Now Scheikl is training a robot to do what a surgeon does. He has identified the method: reinforcement learning, as the technical jargon has it. The AI is not told exactly how to approach the problem. Instead, the system learns based on rewards and negative feedback: That was good, and that was bad. “That’s how it eventually finds its own strategy.”

But to do so, Scheikl also has to find out what is right, of course, so he knows what to reward (and what not to reward). From hundreds of endoscope camera demo videos of surgeons removing gallbladders, he creates simulations in sub-steps, which he uses to develop the necessary reward information with which the neural network is trained: Pull tissue aside, grip something, maneuver the gallbladder to a specific position without damaging anything. “It takes forever to get the AI to actually be able to do it. After all, it has to learn tons of details and basic competencies a person has 18 years to learn before he even starts his medical training,” says Scheikl. These competencies range from hand-eye coordination to quick image recognition. “The robot starts at zero.”

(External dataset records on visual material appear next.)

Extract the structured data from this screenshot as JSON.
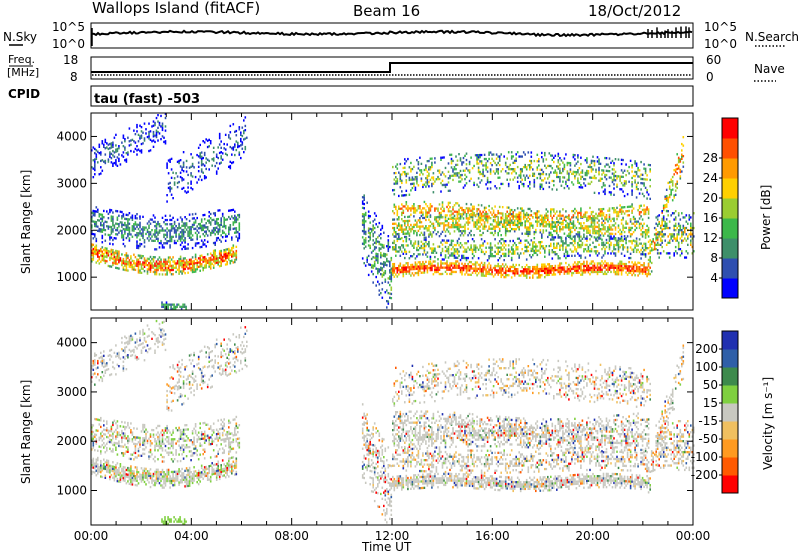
{
  "header": {
    "station": "Wallops Island (fitACF)",
    "beam": "Beam 16",
    "date": "18/Oct/2012"
  },
  "sky_strip": {
    "left_label": "N.Sky",
    "right_label": "N.Search",
    "left_ticks": [
      "10^5",
      "10^0"
    ],
    "right_ticks": [
      "10^5",
      "10^0"
    ]
  },
  "freq_strip": {
    "left_label_top": "Freq.",
    "left_label_unit": "[MHz]",
    "left_ticks": [
      "18",
      "8"
    ],
    "right_label": "Nave",
    "right_ticks": [
      "60",
      "0"
    ],
    "cpid_label": "CPID",
    "cpid_text": "tau (fast) -503"
  },
  "colors": {
    "power": [
      "#0000ff",
      "#2f4fb0",
      "#3e8f6a",
      "#3cb84a",
      "#9acd32",
      "#ffd000",
      "#ff9a00",
      "#ff5000",
      "#ff0000"
    ],
    "velocity": [
      "#2030b0",
      "#2f5fa8",
      "#3d8a4c",
      "#7fd040",
      "#c8c8c0",
      "#f0c060",
      "#ff9a20",
      "#ff5a00",
      "#ff0000"
    ]
  },
  "chart_data": [
    {
      "type": "heatmap",
      "title": "",
      "xlabel": "",
      "ylabel": "Slant Range [km]",
      "xlim": [
        0,
        24
      ],
      "ylim": [
        300,
        4500
      ],
      "yticks": [
        "1000",
        "2000",
        "3000",
        "4000"
      ],
      "colorbar": {
        "label": "Power [dB]",
        "ticks": [
          "4",
          "8",
          "12",
          "16",
          "20",
          "24",
          "28"
        ]
      }
    },
    {
      "type": "heatmap",
      "title": "",
      "xlabel": "Time UT",
      "ylabel": "Slant Range [km]",
      "xlim": [
        0,
        24
      ],
      "ylim": [
        300,
        4500
      ],
      "xticks": [
        "00:00",
        "04:00",
        "08:00",
        "12:00",
        "16:00",
        "20:00",
        "00:00"
      ],
      "yticks": [
        "1000",
        "2000",
        "3000",
        "4000"
      ],
      "colorbar": {
        "label": "Velocity [m s⁻¹]",
        "ticks": [
          "200",
          "100",
          "50",
          "15",
          "-15",
          "-50",
          "-100",
          "-200"
        ]
      }
    }
  ]
}
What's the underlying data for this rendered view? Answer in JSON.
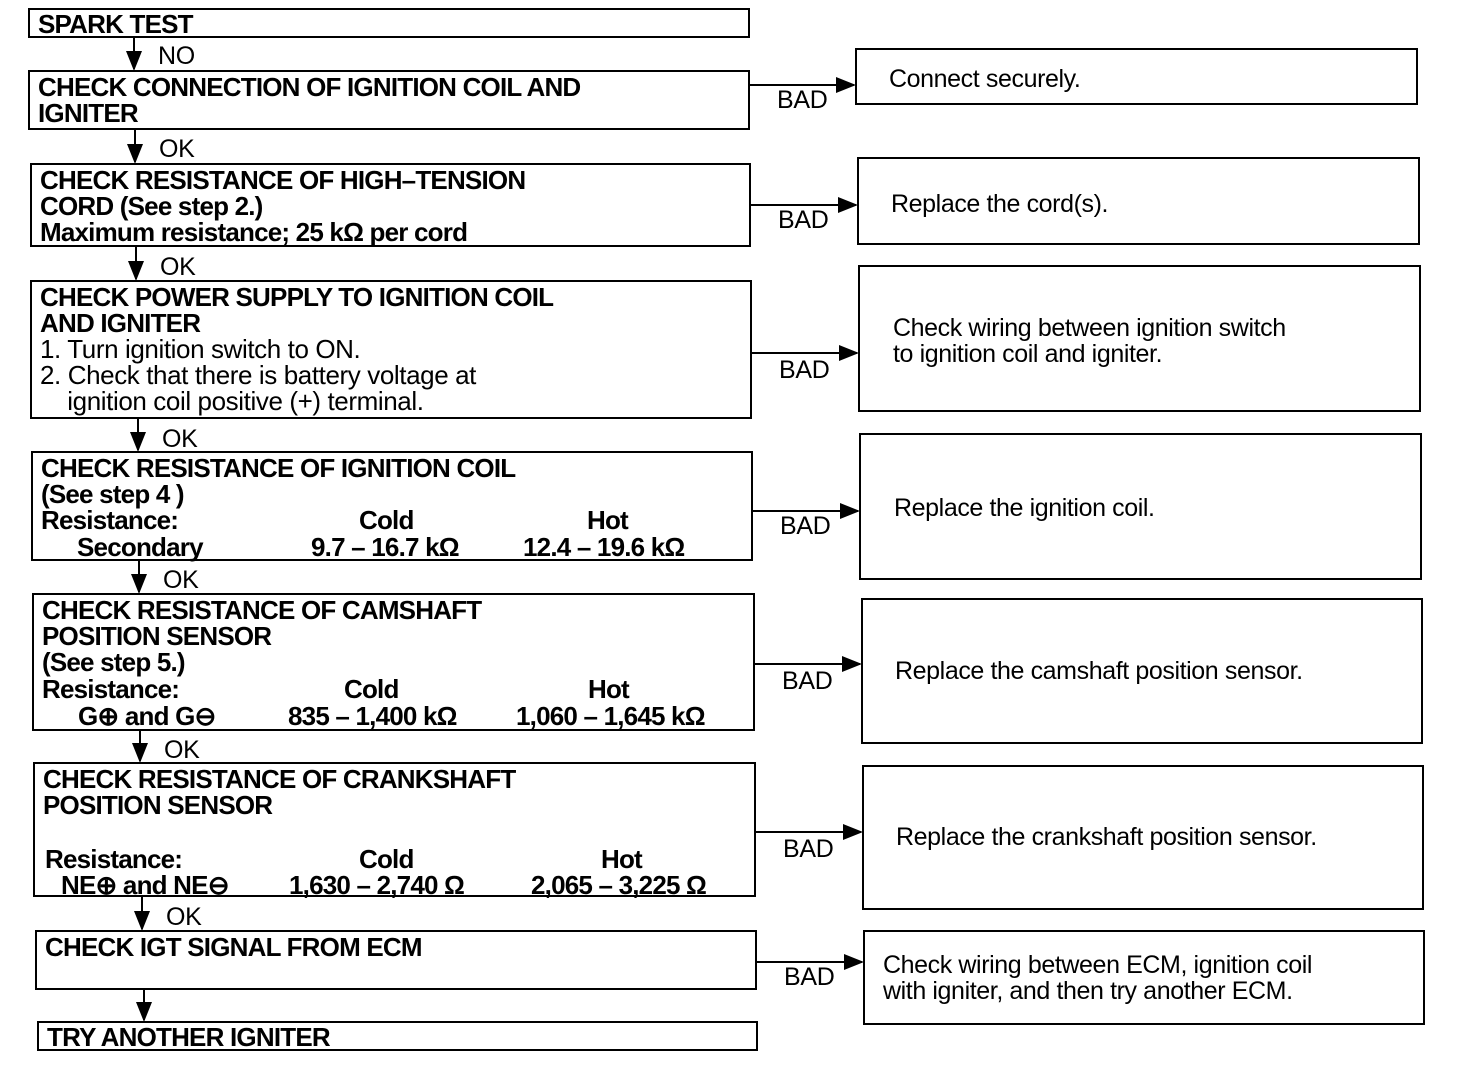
{
  "steps": [
    {
      "title": "SPARK TEST"
    },
    {
      "title_lines": [
        "CHECK CONNECTION OF IGNITION COIL AND",
        "IGNITER"
      ],
      "result": "Connect securely."
    },
    {
      "title_lines": [
        "CHECK RESISTANCE OF HIGH–TENSION",
        "CORD (See step 2.)",
        "Maximum resistance; 25 kΩ per cord"
      ],
      "result": "Replace the cord(s)."
    },
    {
      "title_lines": [
        "CHECK POWER SUPPLY TO IGNITION COIL",
        "AND IGNITER"
      ],
      "instructions": [
        "1. Turn ignition switch to ON.",
        "2. Check that there is battery voltage at",
        "    ignition coil positive (+) terminal."
      ],
      "result_lines": [
        "Check wiring between ignition switch",
        "to ignition coil and igniter."
      ]
    },
    {
      "title_lines": [
        "CHECK RESISTANCE OF IGNITION COIL",
        "(See step 4 )"
      ],
      "resistance": {
        "label": "Resistance:",
        "cold_header": "Cold",
        "hot_header": "Hot",
        "item": "Secondary",
        "cold": "9.7 – 16.7 kΩ",
        "hot": "12.4 – 19.6 kΩ"
      },
      "result": "Replace the ignition coil."
    },
    {
      "title_lines": [
        "CHECK RESISTANCE OF CAMSHAFT",
        "POSITION SENSOR",
        "(See step 5.)"
      ],
      "resistance": {
        "label": "Resistance:",
        "cold_header": "Cold",
        "hot_header": "Hot",
        "item": "G⊕ and G⊖",
        "cold": "835 – 1,400 kΩ",
        "hot": "1,060 – 1,645 kΩ"
      },
      "result": "Replace the camshaft position sensor."
    },
    {
      "title_lines": [
        "CHECK RESISTANCE OF CRANKSHAFT",
        "POSITION SENSOR"
      ],
      "resistance": {
        "label": "Resistance:",
        "cold_header": "Cold",
        "hot_header": "Hot",
        "item": "NE⊕ and NE⊖",
        "cold": "1,630 – 2,740 Ω",
        "hot": "2,065 – 3,225 Ω"
      },
      "result": "Replace the crankshaft position sensor."
    },
    {
      "title_lines": [
        "CHECK IGT SIGNAL FROM ECM"
      ],
      "result_lines": [
        "Check wiring between ECM, ignition coil",
        "with igniter, and then try another ECM."
      ]
    },
    {
      "title": "TRY ANOTHER IGNITER"
    }
  ],
  "labels": {
    "no": "NO",
    "ok": "OK",
    "bad": "BAD"
  }
}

A long way to use on humans

That makes it all the more important to include hefty safety buffers before the AI starts working on a living organism. It is also why, before it begins the next action, Scheikl asks the AI what it will be doing next – so he can stop it if he needs to. To do this, he uses “classical robotics collision-avoidance methods as training wheels” in case the neural network takes the wrong path – even in simulations. Is it too shaky? Did it overlook something? Are the images of a specific patient different from the standard ones the robot has learned, and is that confusing it? “Living organisms aren’t machines, and things are often different from what is expected,” says Scheikl. “If the AI suggests cutting through the abdominal wall, we see from the sensor data that it is messing up and can stop it.”

AI surgeries on people are still a long way off. After successful operations in the simulation, the AI will have to tackle a silicon gallbladder, then an organ from a slaughterhouse, then a live pig, and only sometime after that, working shoulder to shoulder with surgeons, will it be allowed to work on a human being. There are still lots of problems to solve. And that’s exactly what interests Scheikl. For instance, how can a robot, an object made of metal, be taught such skills as touch sensitivity, which is so important for working with fine instruments inside the body? Scheikl describes this as “the ability to detect and communicate clearly to a physician what is happening with the interaction forces between tissue and instrument”. And how can communication between humans and machines be made comprehensible for both? “If the instrument is obscuring the tissue and the human says ‘I can’t see anything’, the neural network has no way of understanding that.” Scheikl grins. “Looking for a solution is fascinating, isn’t it?”

The doctoral candidate still has two years to find it. His dream is to get to live animal experiments. Here, at HIDSS4Health, he has excellent starting conditions for success. “It is just great to be able to work at the interface between medicine, mechanical engineering, and data science and do something that really matters.”